Being a preacher’s kid, I was a regular attendee at church and Sunday school, as well as a forced attendee to some church activities other children were not subjected to. I’m not saying that was bad, it’s just how it was.
Each of us, at some point in our lives, made the decision to follow Christ, or not.
Now, before you turn away thinking I’m about to start proselytizing … fear not!!
My dad was a Lutheran preacher. The God I grew up with was a loving God, not a damning god (lower case purposely).
There were two major events in my teenage years, which helped shaped my relationship with God. One was an All Lutheran Youth Gathering in New Orleans, at which 25,000 kids from across the United States met in the newly constructed Superdome. The Hyatt Regency across the street was only about half completed, but was open for that event.

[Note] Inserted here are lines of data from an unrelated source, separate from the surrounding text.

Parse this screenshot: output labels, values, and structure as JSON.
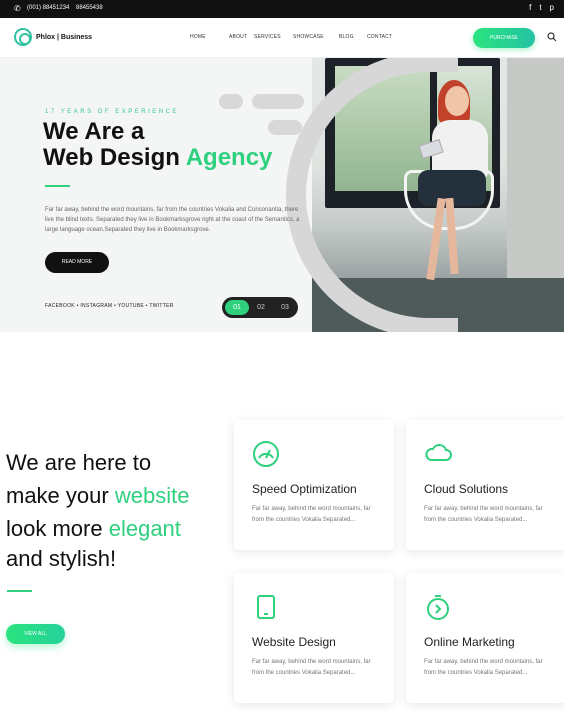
{
  "topbar": {
    "phone1": "(001) 88451234",
    "phone2": "88455438",
    "social": [
      "f",
      "t",
      "p"
    ]
  },
  "header": {
    "logo": "Phlox | Business",
    "menu": [
      "HOME",
      "ABOUT",
      "SERVICES",
      "SHOWCASE",
      "BLOG",
      "CONTACT"
    ],
    "purchase_label": "PURCHASE"
  },
  "hero": {
    "eyebrow": "17 YEARS OF EXPERIENCE",
    "title_line1": "We Are a",
    "title_line2_plain": "Web Design",
    "title_line2_accent": "Agency",
    "lead": "Far far away, behind the word mountains, far from the countries Vokalia and Consonantia, there live the blind texts. Separated they live in Bookmarksgrove right at the coast of the Semantics, a large language ocean.Separated they live in Bookmarksgrove.",
    "read_more_label": "READ MORE",
    "socials": "FACEBOOK  •  INSTAGRAM  •  YOUTUBE  •  TWITTER",
    "slides": [
      "01",
      "02",
      "03"
    ]
  },
  "intro": {
    "line1": "We are here to",
    "line2_plain": "make your",
    "line2_accent": "website",
    "line3_plain": "look more",
    "line3_accent": "elegant",
    "line4": "and stylish!",
    "view_all_label": "VIEW ALL"
  },
  "services": [
    {
      "title": "Speed Optimization",
      "desc": "Far far away, behind the word mountains, far from the countries Vokalia Separated...",
      "icon": "speedometer-icon"
    },
    {
      "title": "Cloud Solutions",
      "desc": "Far far away, behind the word mountains, far from the countries Vokalia Separated...",
      "icon": "cloud-icon"
    },
    {
      "title": "Website Design",
      "desc": "Far far away, behind the word mountains, far from the countries Vokalia Separated...",
      "icon": "mobile-icon"
    },
    {
      "title": "Online Marketing",
      "desc": "Far far away, behind the word mountains, far from the countries Vokalia Separated...",
      "icon": "stopwatch-icon"
    }
  ],
  "colors": {
    "accent": "#2fd07e",
    "dark": "#111111"
  }
}
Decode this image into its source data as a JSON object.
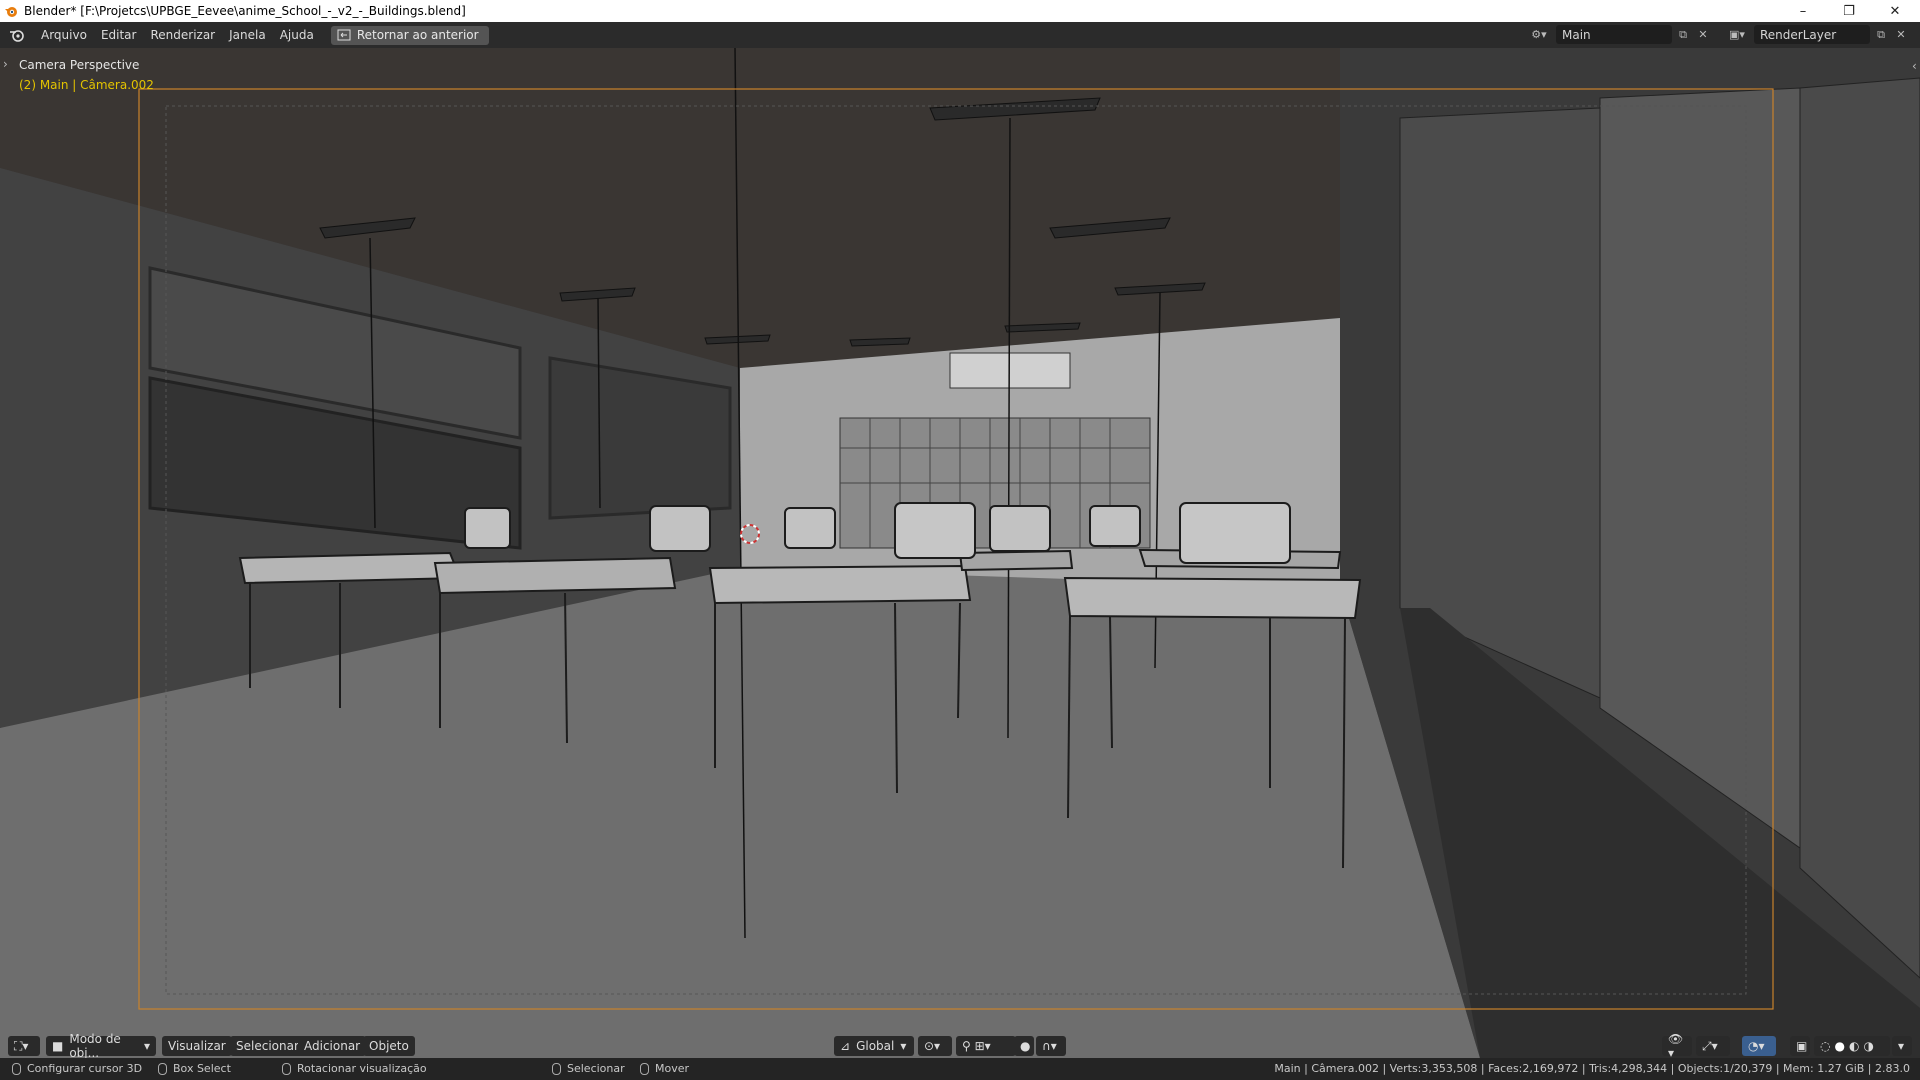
{
  "window": {
    "title": "Blender* [F:\\Projetcs\\UPBGE_Eevee\\anime_School_-_v2_-_Buildings.blend]",
    "minimize": "–",
    "maximize": "❐",
    "close": "✕"
  },
  "topbar": {
    "menus": [
      "Arquivo",
      "Editar",
      "Renderizar",
      "Janela",
      "Ajuda"
    ],
    "back_button": "Retornar ao anterior",
    "scene_name": "Main",
    "view_layer": "RenderLayer"
  },
  "viewport": {
    "camera_label": "Camera Perspective",
    "camera_sub": "(2) Main | Câmera.002",
    "colors": {
      "camera_frame": "#c9822c",
      "sub_text": "#e3c300"
    }
  },
  "header": {
    "mode": "Modo de obj...",
    "menus": [
      "Visualizar",
      "Selecionar",
      "Adicionar",
      "Objeto"
    ],
    "orientation": "Global"
  },
  "status": {
    "left": [
      {
        "icon": "mouse-left-icon",
        "label": "Configurar cursor 3D"
      },
      {
        "icon": "mouse-middle-icon",
        "label": "Box Select"
      },
      {
        "icon": "mouse-right-icon",
        "label": "Rotacionar visualização"
      },
      {
        "icon": "mouse-left-icon",
        "label": "Selecionar"
      },
      {
        "icon": "mouse-right-icon",
        "label": "Mover"
      }
    ],
    "stats": "Main | Câmera.002 | Verts:3,353,508 | Faces:2,169,972 | Tris:4,298,344 | Objects:1/20,379 | Mem: 1.27 GiB | 2.83.0"
  }
}
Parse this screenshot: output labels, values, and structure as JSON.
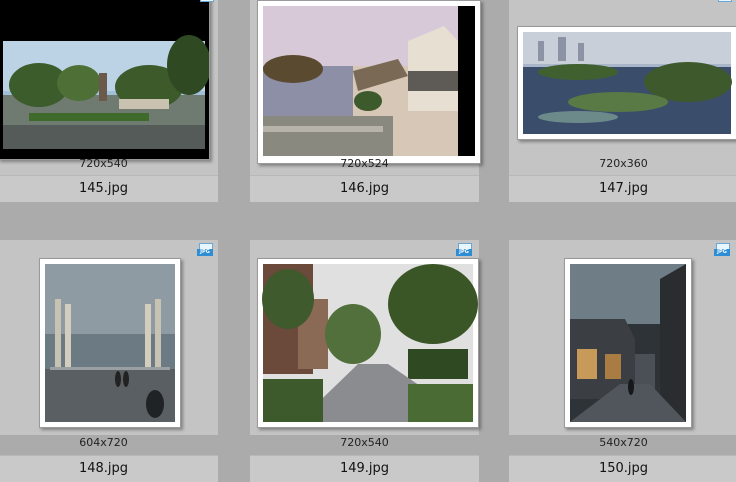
{
  "items": [
    {
      "name": "145.jpg",
      "dims": "720x540",
      "icon": "jpg-file-icon"
    },
    {
      "name": "146.jpg",
      "dims": "720x524",
      "icon": "jpg-file-icon"
    },
    {
      "name": "147.jpg",
      "dims": "720x360",
      "icon": "jpg-file-icon"
    },
    {
      "name": "148.jpg",
      "dims": "604x720",
      "icon": "jpg-file-icon",
      "badge": "JPG"
    },
    {
      "name": "149.jpg",
      "dims": "720x540",
      "icon": "jpg-file-icon",
      "badge": "JPG"
    },
    {
      "name": "150.jpg",
      "dims": "540x720",
      "icon": "jpg-file-icon",
      "badge": "JPG"
    }
  ]
}
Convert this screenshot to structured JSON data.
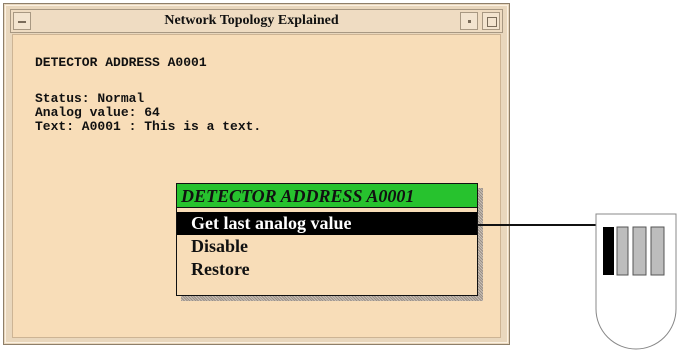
{
  "window": {
    "title": "Network Topology Explained"
  },
  "detector": {
    "header": "DETECTOR ADDRESS A0001",
    "status_line": "Status: Normal",
    "analog_line": "Analog value: 64",
    "text_line": "Text: A0001 : This is a text."
  },
  "context_menu": {
    "title": "DETECTOR ADDRESS A0001",
    "items": [
      {
        "label": "Get last analog value"
      },
      {
        "label": "Disable"
      },
      {
        "label": "Restore"
      }
    ]
  },
  "colors": {
    "window_bg": "#f8ddb8",
    "menu_header": "#27c22e",
    "selected_bg": "#000000"
  }
}
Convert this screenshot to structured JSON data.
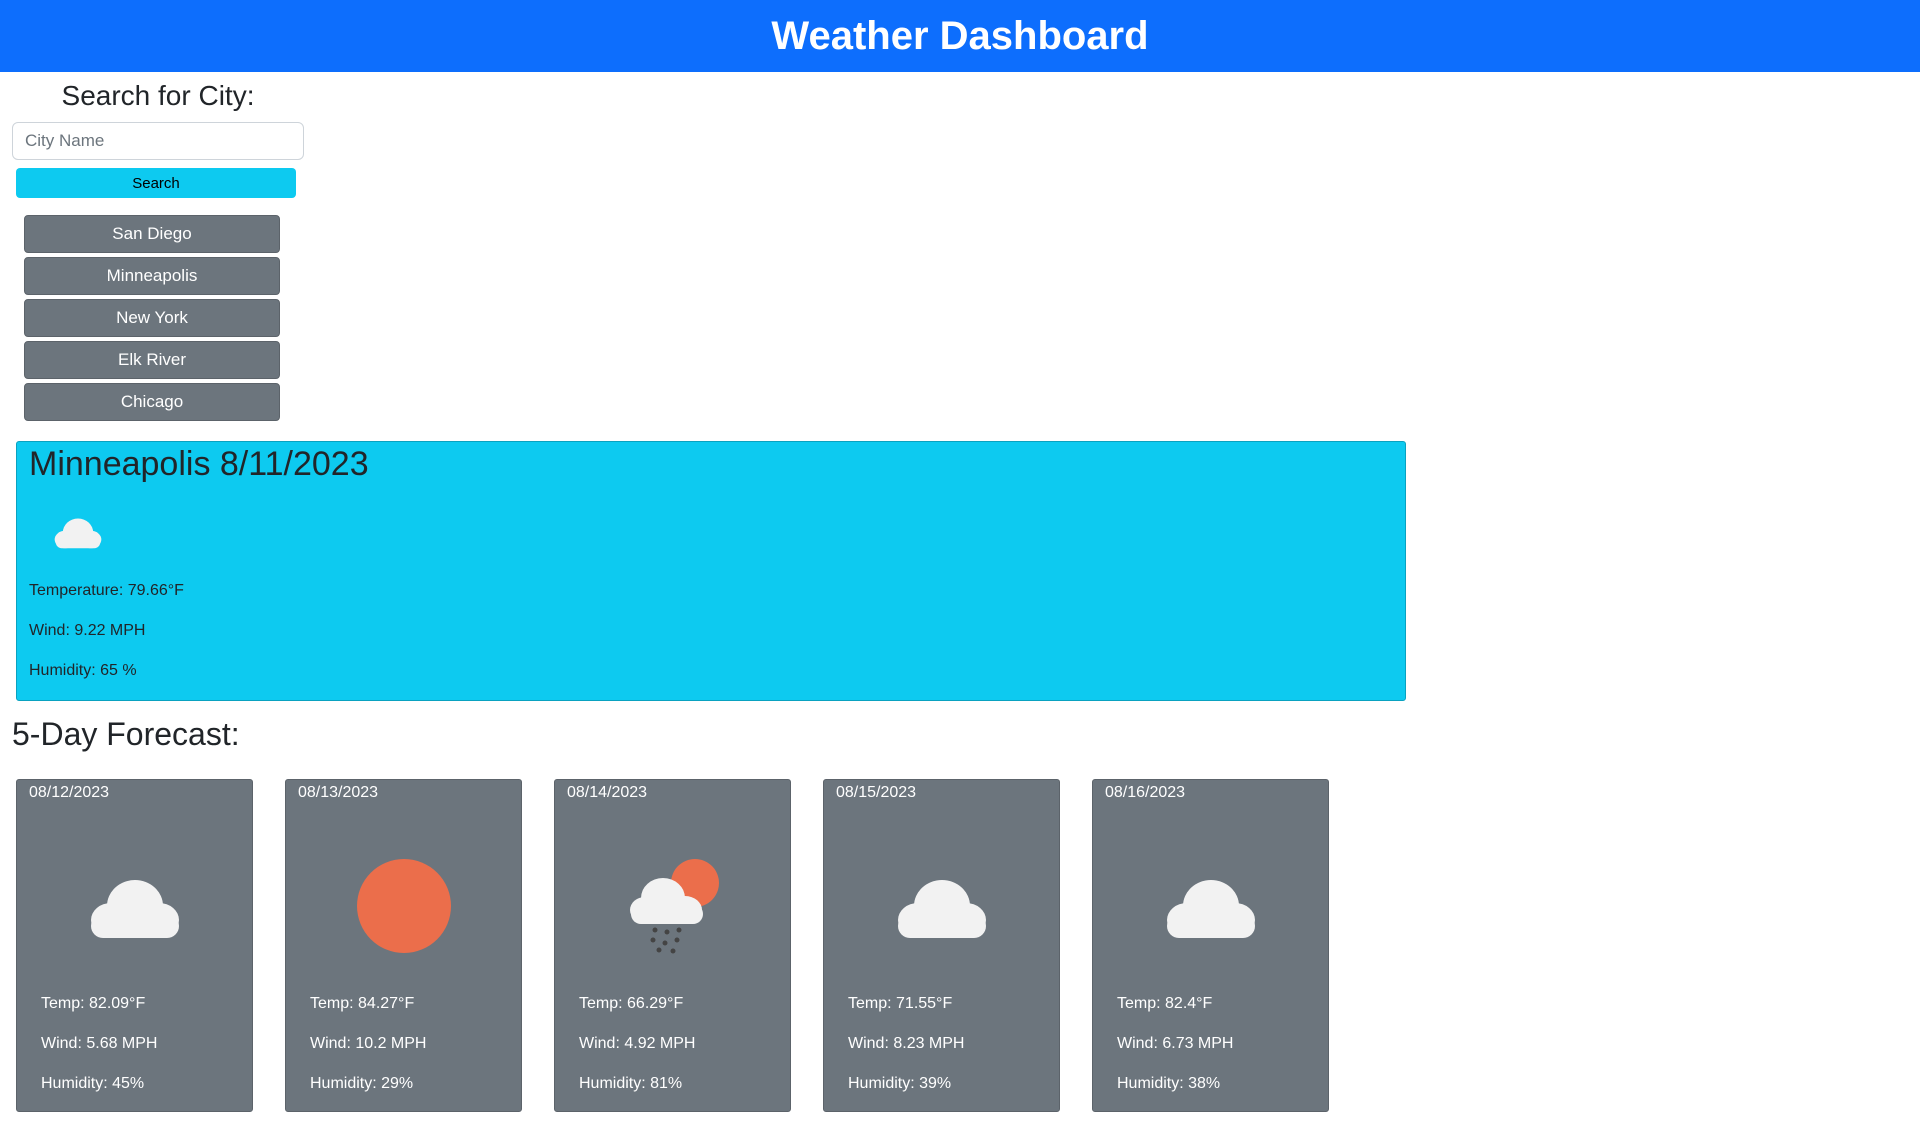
{
  "header": {
    "title": "Weather Dashboard"
  },
  "search": {
    "heading": "Search for City:",
    "placeholder": "City Name",
    "value": "",
    "button_label": "Search"
  },
  "history": [
    "San Diego",
    "Minneapolis",
    "New York",
    "Elk River",
    "Chicago"
  ],
  "current": {
    "title": "Minneapolis 8/11/2023",
    "icon": "cloud-icon",
    "temperature": "Temperature: 79.66°F",
    "wind": "Wind: 9.22 MPH",
    "humidity": "Humidity: 65 %"
  },
  "forecast": {
    "heading": "5-Day Forecast:",
    "days": [
      {
        "date": "08/12/2023",
        "icon": "cloud-icon",
        "temp": "Temp: 82.09°F",
        "wind": "Wind: 5.68 MPH",
        "humidity": "Humidity: 45%"
      },
      {
        "date": "08/13/2023",
        "icon": "sun-icon",
        "temp": "Temp: 84.27°F",
        "wind": "Wind: 10.2 MPH",
        "humidity": "Humidity: 29%"
      },
      {
        "date": "08/14/2023",
        "icon": "rain-sun-cloud-icon",
        "temp": "Temp: 66.29°F",
        "wind": "Wind: 4.92 MPH",
        "humidity": "Humidity: 81%"
      },
      {
        "date": "08/15/2023",
        "icon": "cloud-icon",
        "temp": "Temp: 71.55°F",
        "wind": "Wind: 8.23 MPH",
        "humidity": "Humidity: 39%"
      },
      {
        "date": "08/16/2023",
        "icon": "cloud-icon",
        "temp": "Temp: 82.4°F",
        "wind": "Wind: 6.73 MPH",
        "humidity": "Humidity: 38%"
      }
    ]
  },
  "colors": {
    "header_bg": "#0d6efd",
    "info": "#0dcaf0",
    "secondary": "#6c757d",
    "sun": "#eb6e4b",
    "cloud": "#f2f2f2"
  }
}
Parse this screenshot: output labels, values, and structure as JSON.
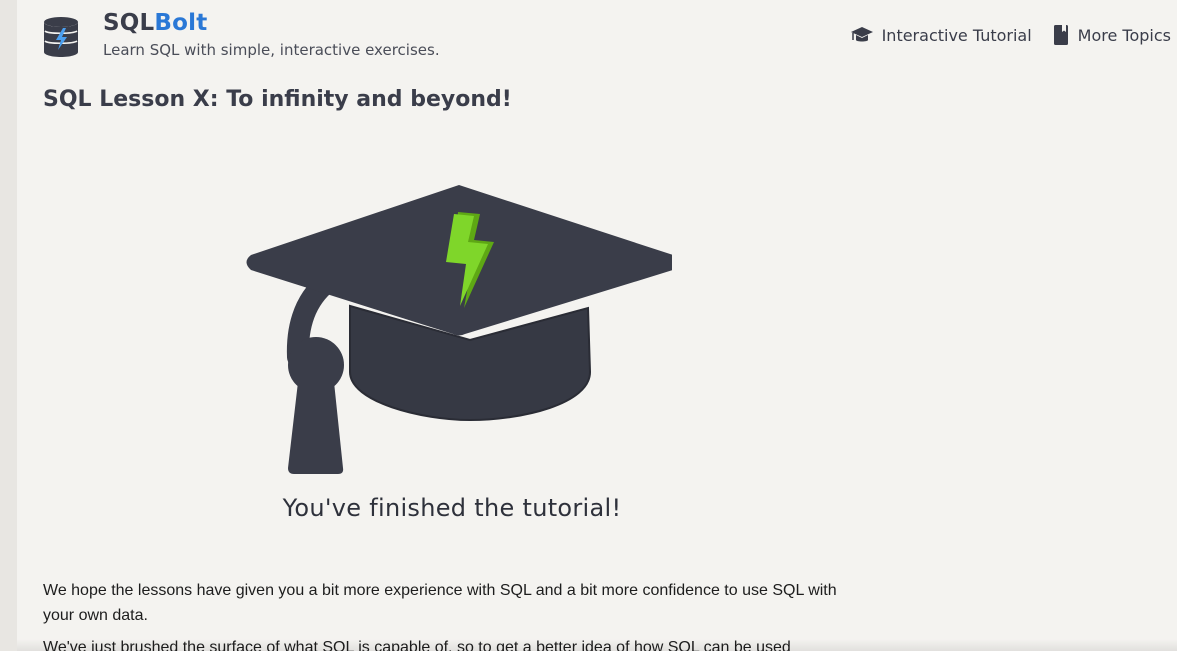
{
  "header": {
    "brand_sql": "SQL",
    "brand_bolt": "Bolt",
    "tagline": "Learn SQL with simple, interactive exercises."
  },
  "nav": {
    "items": [
      {
        "label": "Interactive Tutorial",
        "icon": "graduation-cap-icon"
      },
      {
        "label": "More Topics",
        "icon": "book-icon"
      }
    ]
  },
  "lesson": {
    "title": "SQL Lesson X: To infinity and beyond!",
    "finished_text": "You've finished the tutorial!",
    "paragraphs": [
      "We hope the lessons have given you a bit more experience with SQL and a bit more confidence to use SQL with your own data.",
      "We've just brushed the surface of what SQL is capable of, so to get a better idea of how SQL can be used"
    ]
  },
  "colors": {
    "brand_blue": "#2a78d6",
    "cap_dark": "#3a3d49",
    "bolt_green": "#7bd421",
    "page_bg": "#f4f3f0"
  }
}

The other was going to a Fellowship of Christian Athletes Camp in Colorado. It was a long bus ride from Baytown, but once we arrived, it was cool (literally and figuratively). I still have the Bible I received some 45 years ago, autographed by famous athletes who spoke to all us teenage athletes that week.
The point I’m making is there are events – good and bad - that change one’s life when it comes to his or her personal relationship with God.
Those two major events happened when I was in high school.
When I left home for college my relationship with God, sometimes forced upon me at home, was free to flourish, or fail.
I’d love to tell you that my church attendance in college equaled that of my attendance while living at home – but I’d be lying.
Luckily, for me anyway, I came out the other side with a degree, and my faith in God intact.
Like any Christian, my life has been filled with tests, joys, challenges, and my share of sinning, but looking back I can’t imagine tackling life on my own.
Like all parents, my wife and I had our challenges raising our kids.
Just as we were raised in a church - my wife was raised Catholic and I converted to Catholicism on Father Deane’s last Sunday in Rockport – our children were raised under the same roof (at home and church).
Our girls developed their own relationship with the Man upstairs, and brought those beliefs into their marriages with men who had similar beliefs.
I couldn’t be happier, but I know life will continue to throw sharp turns in out paths.
The whole reason for writing my column about this subject is Monday night I was asked to attend, for lack of a better word, a “foundational” meeting for Fellowship of Christian Athletes in Rockport.
I immediately jumped at the opportunity to go (when asked by my bookkeeper’s husband) because I still remember the impact FCA had on me during my teen years.
Our daughters were involved in our church’s youth group, as well as Young Life, and I know both groups were forces that helped mold them into who they are today.
We’ve supported our church, as well as Young Life in Rockport since it was revived here many years ago, but I agree with FCA Multi-Area Director Nathan Jones, the man who led Monday’s meeting – it’s time to revive FCA in Rockport.
He announced that Ricky Sparks is moving his family from Colorado to the Rockport-Fulton area to serve as the first fulltime Area Director for the Coastal Bend in FCA’s South Texas region.
If you don’t understand what that means, just know it’s huge.
Times have changed, and the participation in Young Life and FCA rises and falls, just like the tides outside our doors.
No longer can God (through organizations like Young Life and FCA) roam the halls of high schools like He did many years ago.
God was basically kicked out of public schools long ago, but He still roams the halls.
I might go to hell one day for saying this, but if we don’t get off our pompous tails and quit walling off our children based on “our” religion, then even more kids in coming generations will have absolutely no reason to be attracted to Christianity.
Once a kid hits puberty, Christianity had better be fun. There is a small window in every teenager’s life where the clay of his or her soul is most pliable. It’s about the same time peer pressure sets in.
The real question becomes, “Who wins?”
Will it be the kids having long-term fun in faith, or the kids having short-term fun in sin?
A kid who enjoys being with friends in his or her own church youth group, or with friends in groups such as Young Life or FCA, has a much better chance of developing a personal relationship with God … through the choices he or she makes, on his or her own.
I’m really excited about the prospect of a healthy FCA Huddle group forming again at the local high school level. It should be seen as competition for Young Life or any particular church youth group.
I pray that pastors at our churches encourage their youth to walk their journeys in faith sharing paths with friends from denominations other than their own, or friends with no faith at all.
I don’t know about your God, but mine is interested in me following Him. He’s not interested in what mode of transportation I’m using.
I’m praying for the growth of every one of our individual church youth groups, our local Young Life, and FCA.
A parent can be voted No. 1 in the world, but eventually the kid(s) leave(s) the safety of home.
As adults, we should recognize the challenges children face today are daunting, and giving them all the tools they need to succeed should be our top priority.
The tool that has meant more to me than any material object is my faith in God and a full understanding that I don’t walk through life alone.
The older I get, the better I understand.